A lot of really funny and clever commercials are ineffective because when all is said and done the viewer doesn't recall - specifically - what was being sold. The Apple vs. Mac commercials are a welcome exception to this rule - which is why Uncle Billy is lauching this 300 million dollar campaign.

Wednesday, September 10, 2008

True Blood

Anyone watching Alan Ball's new HBO series True Blood? It is a southern gothic romance liberally spiced with sex, violence and blood - but mostly the synthetic kind sold in six packs as Tru Blood. Ball evokes a world where vampires are not only real but where they walk amongst us: a vampire spokeswoman shows up on Bill Maher's show; a redneck vampire shops for Tru Blood at the convenience store; and a handsome, mysterious vampire shows up at the bar where our heroine works, hoping to wet his whistle with the above mentioned synthetic blood.

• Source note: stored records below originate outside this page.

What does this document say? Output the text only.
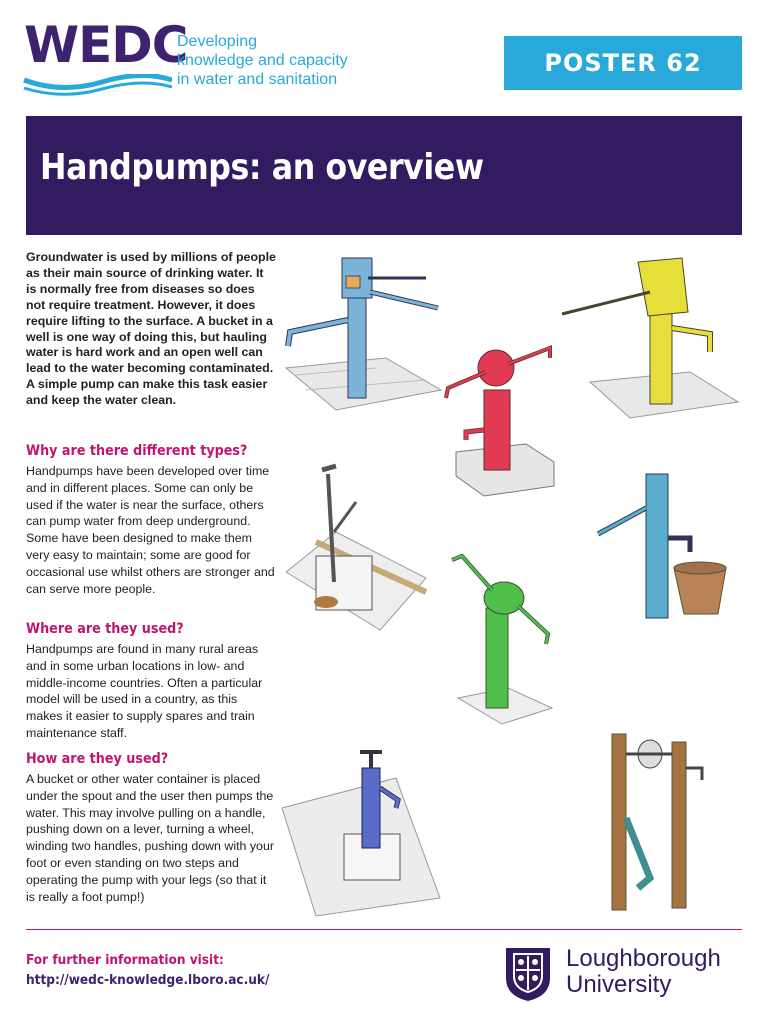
WEDC
Developing
knowledge and capacity
in water and sanitation
POSTER 62
Handpumps: an overview
Groundwater is used by millions of people as their main source of drinking water. It is normally free from diseases so does not require treatment. However, it does require lifting to the surface. A bucket in a well is one way of doing this, but hauling water is hard work and an open well can lead to the water becoming contaminated. A simple pump can make this task easier and keep the water clean.
Why are there different types?
Handpumps have been developed over time and in different places. Some can only be used if the water is near the surface, others can pump water from deep underground. Some have been designed to make them very easy to maintain; some are good for occasional use whilst others are stronger and can serve more people.
Where are they used?
Handpumps are found in many rural areas and in some urban locations in low- and middle-income countries. Often a particular model will be used in a country, as this makes it easier to supply spares and train maintenance staff.
How are they used?
A bucket or other water container is placed under the spout and the user then pumps the water. This may involve pulling on a handle, pushing down on a lever, turning a wheel, winding two handles, pushing down with your foot or even standing on two steps and operating the pump with your legs (so that it is really a foot pump!)
For further information visit:
http://wedc-knowledge.lboro.ac.uk/
Loughborough
University
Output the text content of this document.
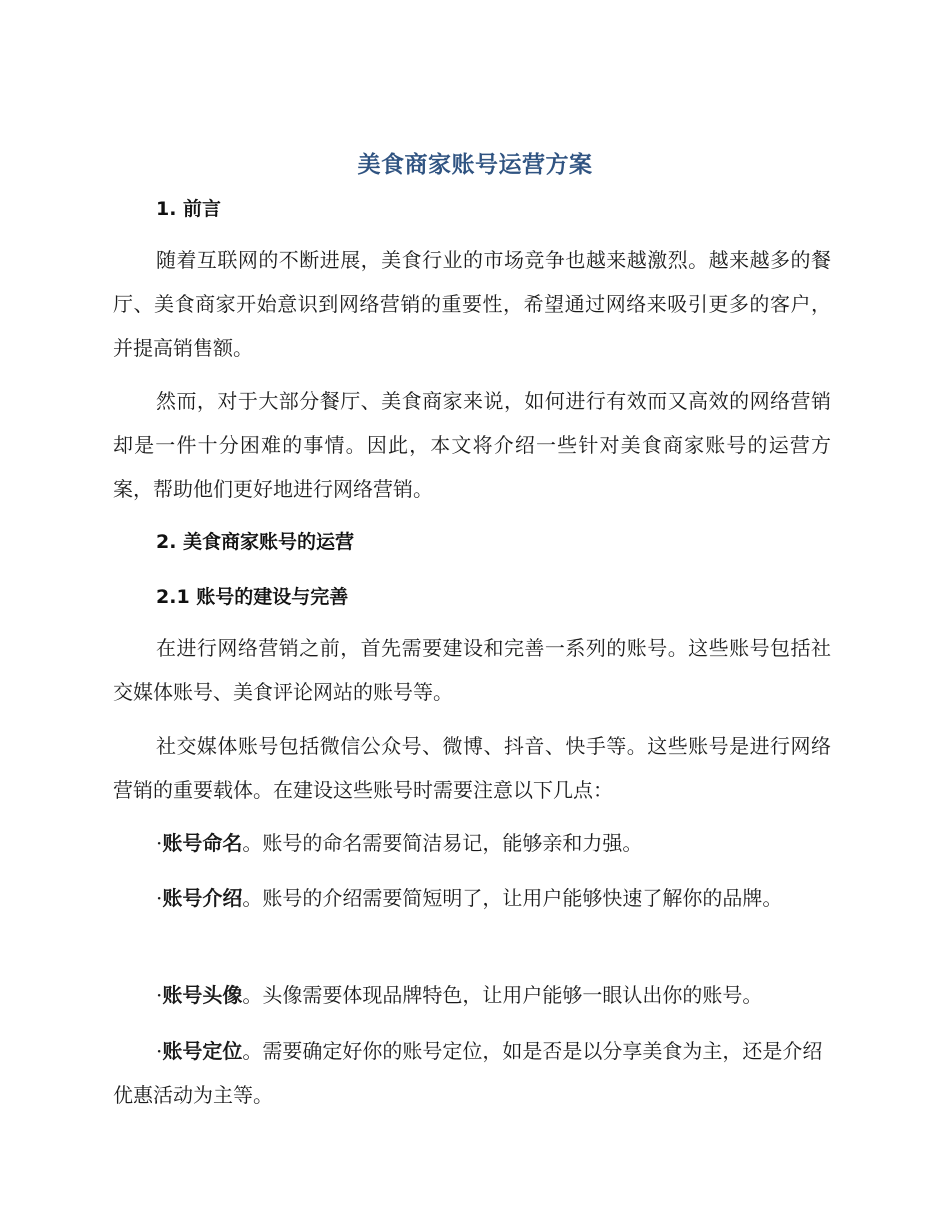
美食商家账号运营方案
1. 前言

随着互联网的不断进展，美食行业的市场竞争也越来越激烈。越来越多的餐厅、美食商家开始意识到网络营销的重要性，希望通过网络来吸引更多的客户，并提高销售额。

然而，对于大部分餐厅、美食商家来说，如何进行有效而又高效的网络营销却是一件十分困难的事情。因此，本文将介绍一些针对美食商家账号的运营方案，帮助他们更好地进行网络营销。

2. 美食商家账号的运营
2.1 账号的建设与完善

在进行网络营销之前，首先需要建设和完善一系列的账号。这些账号包括社交媒体账号、美食评论网站的账号等。

社交媒体账号包括微信公众号、微博、抖音、快手等。这些账号是进行网络营销的重要载体。在建设这些账号时需要注意以下几点：

·账号命名。账号的命名需要简洁易记，能够亲和力强。

·账号介绍。账号的介绍需要简短明了，让用户能够快速了解你的品牌。

·账号头像。头像需要体现品牌特色，让用户能够一眼认出你的账号。

·账号定位。需要确定好你的账号定位，如是否是以分享美食为主，还是介绍优惠活动为主等。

"I read in Hustler once that everybody should have sex with a vampire at least once before they die."
~Jason Stackhouse (Ryan Kwanten)

All the young principals in True Blood are lean, hard and muscular, including Anna Paquin who stars as Sookie Stackhouse. I like the spunky surliness of Sookie's best friend, Tara Thornton, (Rutina Wesley). She is a mahogany spitfire - as is Nelsan Ellis who plays the sassy fry cook, Lafayette Reynolds. Yeah, True Blood can be precious like that. The two black characters are stereotypes but so is the prim and proper southern belle played by Paquin and every redneck and reprobate who inhabits this improbable Lousiana parish. Frankly, I don't know what to make of the fact that in his series Six Feet Under and True Blood Ball has created exactly two black male principal characters and both of them are gay. But whereas Six Feet Under's Keith Charles was a hunky cop who could pass for straight, Lafayette Reynolds proudly wears his freak flag as a mammy-like bandana. Whatever. Ball has hooked me again. I will tune in next week.

Wednesday, September 3, 2008

White Trash Theater

I like White Trash Theater as much as the next guy: Paris Hilton, Britney and Jamie Lynn Spears, Lindsay Lohan, Kim Kardashian, Lauren and Heidi from The Hills, et al. But the white trash drama of Sarah Palin's 17 year-old unmarried daughter being five months pregnant is not must see TV.

The Republican spin doctors want to couch this as a personal matter for the Palin family but it speaks directly to Palin's judgment - or her lack thereof. She rails against the teaching of sex education and contraception in schools (even though studies show children who receive sex education are sixty percent less likely to become teen parents) and reaps the bitter fruit of such wrong-headed policy based on antiquated religious beliefs.

It is just this sort of religious knuckleheadism that has us embroiled in the fiasco in Iraq. I am sure Bush prayed before he made one of the more disastrous decisions in American history. And, to channel Dr. Phil, how did that work out for us?

I am further alarmed by Palin’s sacrificing her seventeen year-old daughter to political expedience. The family's knee-jerk reaction to force the child into a shotgun wedding will just make a bad situation worse. Simply stated, how is Governor Palin fit to run the country when she can’t even run her own home?

Tuesday, September 2, 2008

Suffix, please!

Hey babies, this is your good buddy, rave. I am chiming in on the never ending discussion about the "N" word. Unlike many, I don't think the "N" word should be retired. Like the late, great George Carlin, I believe words are just words and they only have the power we give them. In the interest of racial harmony and because I believe the "N" word is more often implied than stated, I suggest we substitute the word "suffix" for the "N" word.

For instance:

"This will not be tolerated,

"We're trying to run a business here,

"I hate
suffixes and I hate flies. The more I meet suffixes, the more I like flies."

And, of course, there's that old caucasian spiritual, "Too busy thinking about my
suffixes, ain't got time for nothing else." (Sing along if you know the words).

But, again in the interest of racial harmony, we can agree to disagree. Ya'll still my suffixes.